Proponho-me ao exercício de traduzir em imagens o turbilhão de emoções que tenho vivido. Fecho os olhos. Vejo uma pequena arena daquelas de antigos teatros. Está escuro, sei que há pessoas ali, mas não vejo seus rostos. Estou no meio do palco, sob um forte foco de luz, sentada, abraçando minhas pernas e de cabeça baixa, como que me protegendo.
Eles todos falam alto, coisas que eu não entendo bem, porque falam ao mesmo tempo. Mas não preciso entender as palavras para sentir que aquilo me assusta. Me sinto indefesa, fragilizada, triste. De longe, identifico alguns gritos: Pinta esse cabelo. Você vai vestida assim? Você tem que emagrecer!
Você tem que emagrecer! Você tem que emagrecer! Você tem que emagrecer! Você tem que emagrecer! Você tem que emagrecer! Você tem que emagrecer! Você tem que emagrecer! Você tem que emagrecer! Você tem que emagrecer! Você tem que emagrecer! Você tem que emagrecer!
As luzes se acendem, entro eu. Um eu igual ao encolhido ali no centro. Não uma versão revelação de Esquadrão da Moda. Eu. Mesmo cabelo branco, mesmas linhas de expressão, mesma flacidez no braço, mesmo peso…. Mesma ausência de maquiagem e estilo um tanto confuso. Mesmas atividades profissionais, mesma conta bancária, mesmo estado civil. Eu.
Mantenho-me em pé, cabeça erguida. Não sinto qualquer emoção. É algo até bem blasé. Me olho ali no chão, olho para as pessoas que estão na plateia e em tom firme, mas amoroso, digo:
“Quero agradecer a todos pela participação em minha vida. Alguns de vocês, ao me causarem dor, estavam apenas tentando lidar com as suas próprias dores e eu entendo, tá tudo bem, mas, por favor, se retirem.

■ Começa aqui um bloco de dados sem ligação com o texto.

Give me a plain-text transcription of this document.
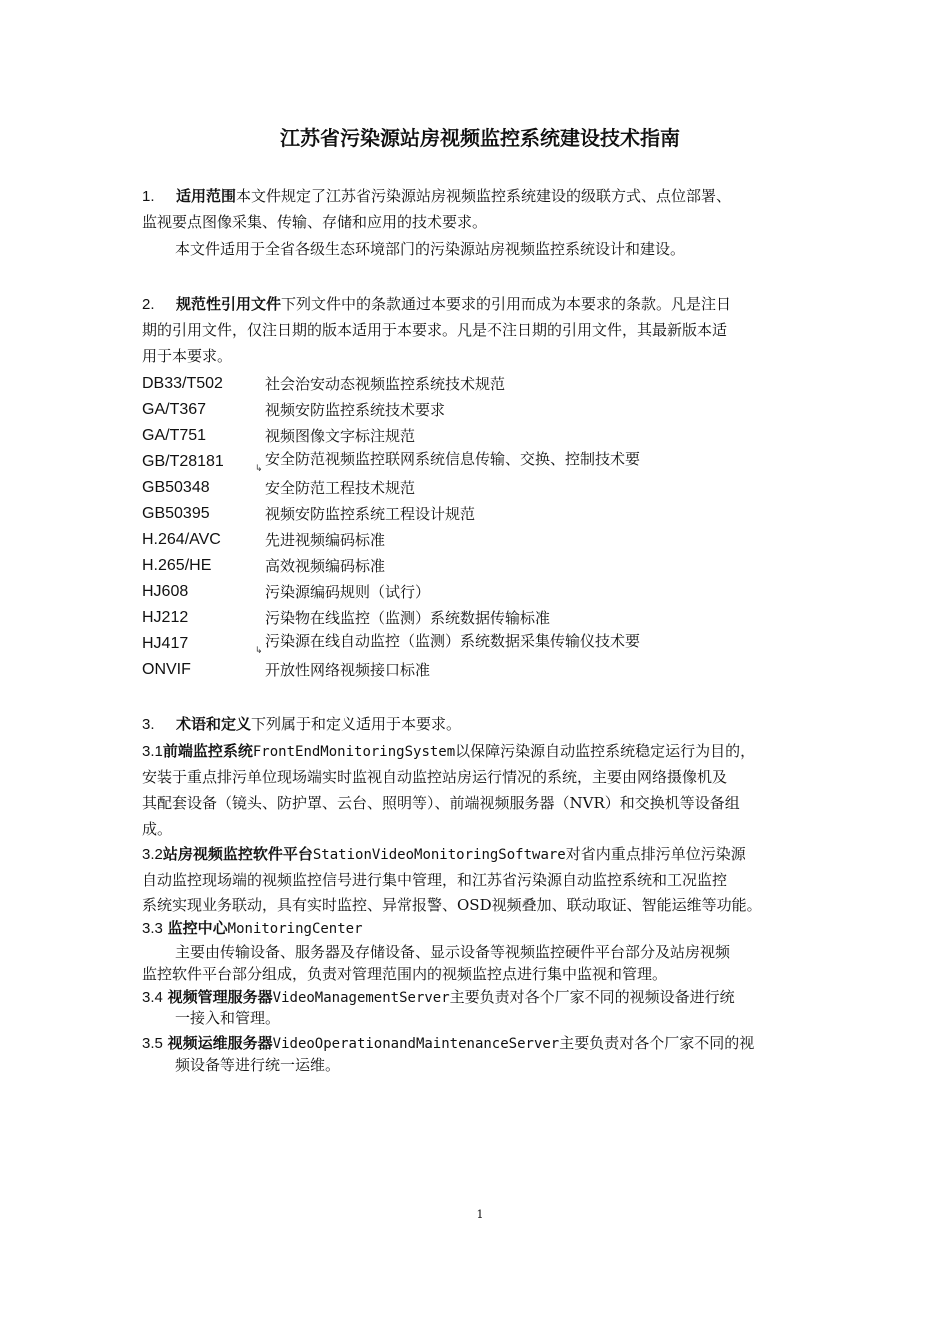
江苏省污染源站房视频监控系统建设技术指南
1. 适用范围本文件规定了江苏省污染源站房视频监控系统建设的级联方式、点位部署、
监视要点图像采集、传输、存储和应用的技术要求。
本文件适用于全省各级生态环境部门的污染源站房视频监控系统设计和建设。
2. 规范性引用文件下列文件中的条款通过本要求的引用而成为本要求的条款。凡是注日
期的引用文件，仅注日期的版本适用于本要求。凡是不注日期的引用文件，其最新版本适
用于本要求。
DB33/T502	社会治安动态视频监控系统技术规范
GA/T367	视频安防监控系统技术要求
GA/T751	视频图像文字标注规范
GB/T28181	安全防范视频监控联网系统信息传输、交换、控制技术要
↳
GB50348	安全防范工程技术规范
GB50395	视频安防监控系统工程设计规范
H.264/AVC	先进视频编码标准
H.265/HE	高效视频编码标准
HJ608	污染源编码规则（试行）
HJ212	污染物在线监控（监测）系统数据传输标准
HJ417	污染源在线自动监控（监测）系统数据采集传输仪技术要
↳
ONVIF	开放性网络视频接口标准
3. 术语和定义下列属于和定义适用于本要求。
3.1前端监控系统FrontEndMonitoringSystem以保障污染源自动监控系统稳定运行为目的，
安装于重点排污单位现场端实时监视自动监控站房运行情况的系统，主要由网络摄像机及
其配套设备（镜头、防护罩、云台、照明等）、前端视频服务器（NVR）和交换机等设备组
成。
3.2站房视频监控软件平台StationVideoMonitoringSoftware对省内重点排污单位污染源
自动监控现场端的视频监控信号进行集中管理，和江苏省污染源自动监控系统和工况监控
系统实现业务联动，具有实时监控、异常报警、OSD视频叠加、联动取证、智能运维等功能。
3.3 监控中心MonitoringCenter
主要由传输设备、服务器及存储设备、显示设备等视频监控硬件平台部分及站房视频
监控软件平台部分组成，负责对管理范围内的视频监控点进行集中监视和管理。
3.4 视频管理服务器VideoManagementServer主要负责对各个厂家不同的视频设备进行统
一接入和管理。
3.5 视频运维服务器VideoOperationandMaintenanceServer主要负责对各个厂家不同的视
频设备等进行统一运维。
1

A grande maioria, que fica aqui comigo, o fez por amor. As cobranças por beleza, magreza, riqueza… casamento, família e filhos… uma única carreira, de preferência estável e com boa aposentadoria… Tudo isso não passava de um jeito meio torto de me dizerem que se importavam comigo.
Achavam que não tinha como sobreviver sem corresponder aos valores mais importantes da nossa sociedade. Se o ser humano depende de outros, entendo que consideraram importantíssimo que eu fosse aceita pelos outros. E, pra ser aceita, tem que ser linda, magra, rica, casada, bem-sucedida, certo? Eu entendo, de verdade, entendo. Mas eu quero lhes contar uma coisa.
Essa mulher aqui hoje, assim, meio acima do peso, que ora é cantora, ora celebrante de casamentos, ora jornalista, ora coach… às vezes tem grana, às vezes não… meio sem saco pra ir a salão ou dermatologista, até porque nem adiantaria comprar cosméticos, já que tem preguiça de passar qualquer coisa além de protetor solar antes de sair de casa… Essa mulher sabe que há muitas formas de ser feliz e que é questão de escolha, autoconhecimento e prática.
Então, agradeço de coração, mas não precisa mais, tá? Aliás, muitos de vocês nem falam mais nada. Já tomaram tantas patadas minhas, né? Desculpa pela agressividade passada. Eu não conhecia outro jeito. Enfim… Agora eu também posso parar de repetir pra mim mesma isso tudo que um dia vocês me disseram.
Entendo que eu o fazia incessantemente para garantir que nunca esquecesse, que me mantivesse amada e aceita por vocês. Mas, além de reconhecer que já sou; eu, a partir de hoje, garanto que eu serei a fonte do amor e da aceitação de que eu preciso. E assim, a tudo, eu mais que simplesmente sobreviverei”
Abro os olhos. Sinto o turbilhão de emoções cessar e escorrer do peito ao chão. Me sinto bem. Mas, não me iludo de que as vozes simplesmente sumirão. Foram muitos anos acreditando no que me diziam e outros tantos repetindo as cobranças pra mim mesma.
É como desligar o rádio, mas a música persistir na cabeça. Sabe, quando só uma nova música para fazer esquecer da anterior? Eu achei essa nova música: “Obrigada. Podexá. Eu me amo e me aceito profunda e completamente. Vai ficar tudo bem.”